In a landmark 6-3 ruling, the Supreme Court decided Monday that Title VII, which protects workers from employment discrimination on the basis of gender, can be interpreted to include discrimination based on sexual orientation, extending the protections of federal employment law to LGBT individuals.

The ruling was unexpected, given the largely conservative makeup of the Supreme Court, and will likely give rise to further cases testing the limits of Title VII protections for LGBT workers, The Associated Press reports.

Justice Neil Gorsuch, a Trump appointee, wrote for the majority, which included the four “liberal” Justices — Elena Kagan, Sonia Sotomayor, Stephen Breyer, and Ruth Bader Ginsburg — and Supreme Court Justice John Roberts. Justices Samuel Alito and Clarence Thomas dissented, as did the court’s most recent addition, Justice Brett Kavanaugh, who wrote his own dissenting opinion separate from the other two.

“An employer who fires an individual for being homosexual or transgender fires that person for traits or actions it would not have questioned in members of a different sex,” Justice Neil Gorsuch wrote in his opinion. “Sex plays a necessary and undisguisable role in the decision, exactly what Title VII forbids.”

Alito and Thomas argued that, while the Court may believe it is achieving a judicious result, that same result could have — and should have — come through legislation and a specific, Congressional change to Title VII, rather than through the courts, and that the word “sex” cannot be read to include “sexual orientation” or “gender identity.”

“The Court tries to convince readers that it is merely enforcing the terms of the statute, but that is preposterous,” Alito wrote. “Even as understood today, the concept of discrimination because of ‘sex’ is different from discrimination because of ‘sexual orientation’ or ‘gender identity.’”

“During the Obama years, the federal Equal Employment Opportunity Commission had changed its longstanding interpretation of civil rights law to include discrimination against LGBT people,” the AP adds. “The law prohibits discrimination because of sex but has no specific protection for sexual orientation or gender identity.”
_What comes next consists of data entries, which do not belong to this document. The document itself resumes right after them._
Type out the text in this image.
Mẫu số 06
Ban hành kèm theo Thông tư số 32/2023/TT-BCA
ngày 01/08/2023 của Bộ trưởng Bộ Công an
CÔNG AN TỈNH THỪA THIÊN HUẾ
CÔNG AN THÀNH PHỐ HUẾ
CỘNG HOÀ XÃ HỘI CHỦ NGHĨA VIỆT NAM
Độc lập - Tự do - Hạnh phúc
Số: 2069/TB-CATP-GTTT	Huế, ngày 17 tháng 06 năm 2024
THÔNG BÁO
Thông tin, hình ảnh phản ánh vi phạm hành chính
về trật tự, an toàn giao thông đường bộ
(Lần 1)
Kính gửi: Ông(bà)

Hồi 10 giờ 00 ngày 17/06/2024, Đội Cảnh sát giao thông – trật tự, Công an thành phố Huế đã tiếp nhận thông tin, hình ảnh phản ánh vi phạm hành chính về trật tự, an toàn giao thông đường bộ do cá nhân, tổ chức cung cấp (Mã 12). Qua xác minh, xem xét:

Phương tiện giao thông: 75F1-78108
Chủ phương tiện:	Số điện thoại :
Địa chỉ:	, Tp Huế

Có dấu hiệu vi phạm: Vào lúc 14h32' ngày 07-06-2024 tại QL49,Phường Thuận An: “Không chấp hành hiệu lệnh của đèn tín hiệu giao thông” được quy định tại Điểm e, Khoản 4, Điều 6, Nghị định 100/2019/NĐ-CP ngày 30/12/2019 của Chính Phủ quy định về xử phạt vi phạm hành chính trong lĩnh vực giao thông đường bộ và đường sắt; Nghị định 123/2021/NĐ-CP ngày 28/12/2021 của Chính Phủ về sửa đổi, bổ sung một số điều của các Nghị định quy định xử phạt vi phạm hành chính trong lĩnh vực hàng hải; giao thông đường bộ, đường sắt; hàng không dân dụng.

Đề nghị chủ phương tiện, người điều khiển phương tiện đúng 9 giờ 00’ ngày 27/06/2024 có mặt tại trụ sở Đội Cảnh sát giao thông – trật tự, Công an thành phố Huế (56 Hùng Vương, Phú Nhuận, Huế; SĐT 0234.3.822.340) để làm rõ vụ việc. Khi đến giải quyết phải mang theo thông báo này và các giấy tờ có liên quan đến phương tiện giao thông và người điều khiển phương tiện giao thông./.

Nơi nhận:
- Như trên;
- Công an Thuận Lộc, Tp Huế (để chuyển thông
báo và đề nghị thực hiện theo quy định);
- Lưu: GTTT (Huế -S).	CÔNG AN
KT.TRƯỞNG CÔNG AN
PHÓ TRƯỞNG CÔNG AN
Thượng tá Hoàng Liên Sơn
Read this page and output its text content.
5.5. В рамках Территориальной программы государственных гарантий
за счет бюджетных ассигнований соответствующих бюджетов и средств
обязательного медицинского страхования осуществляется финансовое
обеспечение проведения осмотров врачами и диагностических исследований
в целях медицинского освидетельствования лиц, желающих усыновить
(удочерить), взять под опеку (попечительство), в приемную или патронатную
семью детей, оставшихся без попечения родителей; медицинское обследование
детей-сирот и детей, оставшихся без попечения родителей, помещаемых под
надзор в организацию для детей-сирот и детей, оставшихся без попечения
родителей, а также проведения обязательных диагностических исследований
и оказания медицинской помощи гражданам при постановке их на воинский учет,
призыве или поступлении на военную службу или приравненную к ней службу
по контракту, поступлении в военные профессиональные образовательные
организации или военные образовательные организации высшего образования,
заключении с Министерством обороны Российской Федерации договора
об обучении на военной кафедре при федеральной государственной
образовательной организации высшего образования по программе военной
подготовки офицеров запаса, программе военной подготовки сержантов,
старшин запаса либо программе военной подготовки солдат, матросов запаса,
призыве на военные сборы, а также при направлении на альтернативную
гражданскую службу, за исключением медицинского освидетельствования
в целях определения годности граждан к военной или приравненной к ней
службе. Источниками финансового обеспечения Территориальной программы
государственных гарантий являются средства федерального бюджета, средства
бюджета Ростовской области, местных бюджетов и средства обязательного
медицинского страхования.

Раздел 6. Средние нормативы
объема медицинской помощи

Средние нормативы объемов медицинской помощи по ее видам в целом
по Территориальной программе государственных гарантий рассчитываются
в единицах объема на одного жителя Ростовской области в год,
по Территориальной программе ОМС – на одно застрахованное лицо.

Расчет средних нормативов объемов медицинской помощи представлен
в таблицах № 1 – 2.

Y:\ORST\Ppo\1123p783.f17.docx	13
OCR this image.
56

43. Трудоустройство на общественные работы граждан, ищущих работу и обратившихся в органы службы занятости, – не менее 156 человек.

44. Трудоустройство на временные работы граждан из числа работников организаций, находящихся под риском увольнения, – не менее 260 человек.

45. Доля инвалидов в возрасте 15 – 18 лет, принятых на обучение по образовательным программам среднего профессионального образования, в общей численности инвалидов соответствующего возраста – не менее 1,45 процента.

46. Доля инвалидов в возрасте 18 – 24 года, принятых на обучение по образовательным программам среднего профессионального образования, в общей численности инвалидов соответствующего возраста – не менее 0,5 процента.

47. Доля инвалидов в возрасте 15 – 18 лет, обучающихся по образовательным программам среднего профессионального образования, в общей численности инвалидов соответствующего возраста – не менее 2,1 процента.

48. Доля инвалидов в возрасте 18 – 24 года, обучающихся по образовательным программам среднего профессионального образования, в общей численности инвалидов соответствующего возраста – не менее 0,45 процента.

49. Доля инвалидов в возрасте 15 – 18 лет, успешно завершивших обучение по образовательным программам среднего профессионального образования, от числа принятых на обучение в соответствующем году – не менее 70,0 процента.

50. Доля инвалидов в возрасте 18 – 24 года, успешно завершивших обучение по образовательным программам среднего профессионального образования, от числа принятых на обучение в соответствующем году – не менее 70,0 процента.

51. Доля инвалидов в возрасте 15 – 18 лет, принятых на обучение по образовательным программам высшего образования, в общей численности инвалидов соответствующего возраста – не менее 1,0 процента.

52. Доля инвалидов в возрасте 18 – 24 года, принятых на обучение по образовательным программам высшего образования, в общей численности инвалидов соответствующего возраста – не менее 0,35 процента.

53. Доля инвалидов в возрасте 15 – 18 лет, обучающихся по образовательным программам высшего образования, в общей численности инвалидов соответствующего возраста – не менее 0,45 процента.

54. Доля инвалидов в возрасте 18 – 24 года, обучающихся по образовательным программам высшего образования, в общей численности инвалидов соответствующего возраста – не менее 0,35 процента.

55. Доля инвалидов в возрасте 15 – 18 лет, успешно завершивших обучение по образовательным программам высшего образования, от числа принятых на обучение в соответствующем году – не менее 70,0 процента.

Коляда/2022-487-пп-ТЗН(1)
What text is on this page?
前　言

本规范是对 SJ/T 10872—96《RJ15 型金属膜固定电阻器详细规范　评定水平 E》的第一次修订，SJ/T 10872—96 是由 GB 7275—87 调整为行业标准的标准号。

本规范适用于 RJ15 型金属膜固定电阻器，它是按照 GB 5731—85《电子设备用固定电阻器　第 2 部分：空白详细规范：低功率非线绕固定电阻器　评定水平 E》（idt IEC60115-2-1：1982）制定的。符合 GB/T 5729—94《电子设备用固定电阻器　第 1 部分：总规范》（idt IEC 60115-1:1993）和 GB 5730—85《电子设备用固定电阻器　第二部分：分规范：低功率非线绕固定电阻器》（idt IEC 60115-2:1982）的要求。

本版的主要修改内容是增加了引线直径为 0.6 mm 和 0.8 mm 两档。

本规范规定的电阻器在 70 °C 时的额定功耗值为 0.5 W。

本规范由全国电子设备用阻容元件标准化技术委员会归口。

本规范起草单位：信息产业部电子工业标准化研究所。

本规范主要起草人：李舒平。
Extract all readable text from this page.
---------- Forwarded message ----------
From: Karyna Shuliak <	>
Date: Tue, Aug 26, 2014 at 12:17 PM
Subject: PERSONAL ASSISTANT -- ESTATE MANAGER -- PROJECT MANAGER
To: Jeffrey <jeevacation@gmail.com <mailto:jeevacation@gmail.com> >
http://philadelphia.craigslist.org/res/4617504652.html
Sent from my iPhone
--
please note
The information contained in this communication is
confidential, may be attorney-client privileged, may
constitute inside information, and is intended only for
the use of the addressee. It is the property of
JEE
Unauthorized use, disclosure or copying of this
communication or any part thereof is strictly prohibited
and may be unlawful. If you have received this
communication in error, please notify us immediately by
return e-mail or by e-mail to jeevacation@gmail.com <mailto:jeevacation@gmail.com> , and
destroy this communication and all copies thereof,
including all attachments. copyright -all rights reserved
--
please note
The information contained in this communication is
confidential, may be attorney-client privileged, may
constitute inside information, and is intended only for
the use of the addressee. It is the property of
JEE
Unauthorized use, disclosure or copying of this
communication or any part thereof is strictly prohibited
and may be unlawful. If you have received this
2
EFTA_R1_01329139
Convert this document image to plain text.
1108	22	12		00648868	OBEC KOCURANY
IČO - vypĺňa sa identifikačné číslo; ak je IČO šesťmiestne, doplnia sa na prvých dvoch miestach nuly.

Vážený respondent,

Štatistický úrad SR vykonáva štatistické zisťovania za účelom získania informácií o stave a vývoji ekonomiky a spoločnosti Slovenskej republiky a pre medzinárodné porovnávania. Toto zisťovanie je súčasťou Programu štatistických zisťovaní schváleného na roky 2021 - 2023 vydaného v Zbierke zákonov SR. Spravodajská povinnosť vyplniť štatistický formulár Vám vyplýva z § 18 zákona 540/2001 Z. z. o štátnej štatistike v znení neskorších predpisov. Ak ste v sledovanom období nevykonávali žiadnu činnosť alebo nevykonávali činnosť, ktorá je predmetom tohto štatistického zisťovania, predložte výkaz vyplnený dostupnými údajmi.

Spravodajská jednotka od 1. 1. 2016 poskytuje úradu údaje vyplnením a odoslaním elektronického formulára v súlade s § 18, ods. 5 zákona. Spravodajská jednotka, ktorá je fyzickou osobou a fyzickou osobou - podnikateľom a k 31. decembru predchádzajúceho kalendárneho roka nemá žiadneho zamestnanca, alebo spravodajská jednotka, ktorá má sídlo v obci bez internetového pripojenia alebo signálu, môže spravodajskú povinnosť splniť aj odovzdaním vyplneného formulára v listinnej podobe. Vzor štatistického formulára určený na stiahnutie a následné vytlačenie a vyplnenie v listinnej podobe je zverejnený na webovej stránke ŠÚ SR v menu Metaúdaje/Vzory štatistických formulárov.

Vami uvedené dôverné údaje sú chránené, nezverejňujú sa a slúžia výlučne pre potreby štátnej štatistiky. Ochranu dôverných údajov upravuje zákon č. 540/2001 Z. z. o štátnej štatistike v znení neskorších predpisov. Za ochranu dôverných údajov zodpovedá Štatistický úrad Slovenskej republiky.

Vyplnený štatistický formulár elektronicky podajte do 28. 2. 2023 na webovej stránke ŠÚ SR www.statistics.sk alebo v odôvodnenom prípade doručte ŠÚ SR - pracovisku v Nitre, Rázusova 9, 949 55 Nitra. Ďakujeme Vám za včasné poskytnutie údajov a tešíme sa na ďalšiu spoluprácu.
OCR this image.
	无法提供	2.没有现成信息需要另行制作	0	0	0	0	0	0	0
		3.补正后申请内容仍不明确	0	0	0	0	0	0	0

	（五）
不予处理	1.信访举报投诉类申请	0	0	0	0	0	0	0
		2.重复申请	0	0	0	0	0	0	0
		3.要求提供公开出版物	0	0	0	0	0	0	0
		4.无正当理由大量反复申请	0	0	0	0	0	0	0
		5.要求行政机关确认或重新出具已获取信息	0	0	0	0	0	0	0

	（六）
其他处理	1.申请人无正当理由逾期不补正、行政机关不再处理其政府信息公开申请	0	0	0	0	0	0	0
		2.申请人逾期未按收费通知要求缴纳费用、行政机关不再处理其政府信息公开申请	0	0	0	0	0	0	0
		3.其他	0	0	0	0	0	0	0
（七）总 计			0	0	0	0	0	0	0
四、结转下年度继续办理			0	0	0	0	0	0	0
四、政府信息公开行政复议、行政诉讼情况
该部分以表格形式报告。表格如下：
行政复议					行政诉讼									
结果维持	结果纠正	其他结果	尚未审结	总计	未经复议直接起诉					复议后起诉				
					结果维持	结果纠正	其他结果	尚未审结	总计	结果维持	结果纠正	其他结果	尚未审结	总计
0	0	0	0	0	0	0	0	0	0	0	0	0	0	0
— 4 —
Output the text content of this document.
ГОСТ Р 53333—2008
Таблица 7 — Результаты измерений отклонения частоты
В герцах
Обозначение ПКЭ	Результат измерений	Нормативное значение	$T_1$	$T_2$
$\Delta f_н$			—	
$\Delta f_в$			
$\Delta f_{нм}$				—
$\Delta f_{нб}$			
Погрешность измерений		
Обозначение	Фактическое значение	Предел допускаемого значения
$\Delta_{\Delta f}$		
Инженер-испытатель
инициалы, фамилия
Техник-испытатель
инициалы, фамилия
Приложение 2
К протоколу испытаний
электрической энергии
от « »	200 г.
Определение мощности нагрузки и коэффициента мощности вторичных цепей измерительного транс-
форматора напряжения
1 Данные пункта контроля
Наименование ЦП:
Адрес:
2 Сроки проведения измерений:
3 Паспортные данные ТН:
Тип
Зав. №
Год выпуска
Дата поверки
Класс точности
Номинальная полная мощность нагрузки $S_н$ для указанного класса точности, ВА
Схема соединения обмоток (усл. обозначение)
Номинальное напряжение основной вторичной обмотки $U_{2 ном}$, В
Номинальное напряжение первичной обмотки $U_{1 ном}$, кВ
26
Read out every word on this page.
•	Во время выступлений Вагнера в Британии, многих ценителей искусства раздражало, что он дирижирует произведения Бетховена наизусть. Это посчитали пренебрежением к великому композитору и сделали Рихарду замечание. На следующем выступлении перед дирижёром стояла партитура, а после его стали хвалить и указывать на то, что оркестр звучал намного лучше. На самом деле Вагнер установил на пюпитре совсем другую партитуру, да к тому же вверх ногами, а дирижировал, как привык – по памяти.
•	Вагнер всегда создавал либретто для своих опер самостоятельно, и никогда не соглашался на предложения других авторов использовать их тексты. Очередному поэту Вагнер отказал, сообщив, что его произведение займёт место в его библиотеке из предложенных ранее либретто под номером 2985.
The decision covers only those employees who claim to have been fired for their sexual orientation in jobs with no other conditions for employment. The plaintiffs whose cases were joined under the Bostock v. Clayton County decision include Donald Zarda, a former skydiving instructor who claimed to have been fired after his employers discovered he was gay; Gerald Bostock, a civil employee of Clayton County, Georgia; and Aimee Stephens, a transgender individual who was fired from a job at a Detroit-area funeral home after coming to work wearing women’s clothing.

The court did not specifically address whether religious organizations, many of whom prohibit openly gay individuals from serving as employees, will receive a carve-out exception to the ruling, or whether transgender individuals who have not had gender-reassignment surgery can be considered members of the opposite sex — an issue at the forefront of women’s athletics.

There are cases pending in lower courts on both of those issues, and both could come before the Supreme Court as early as next term.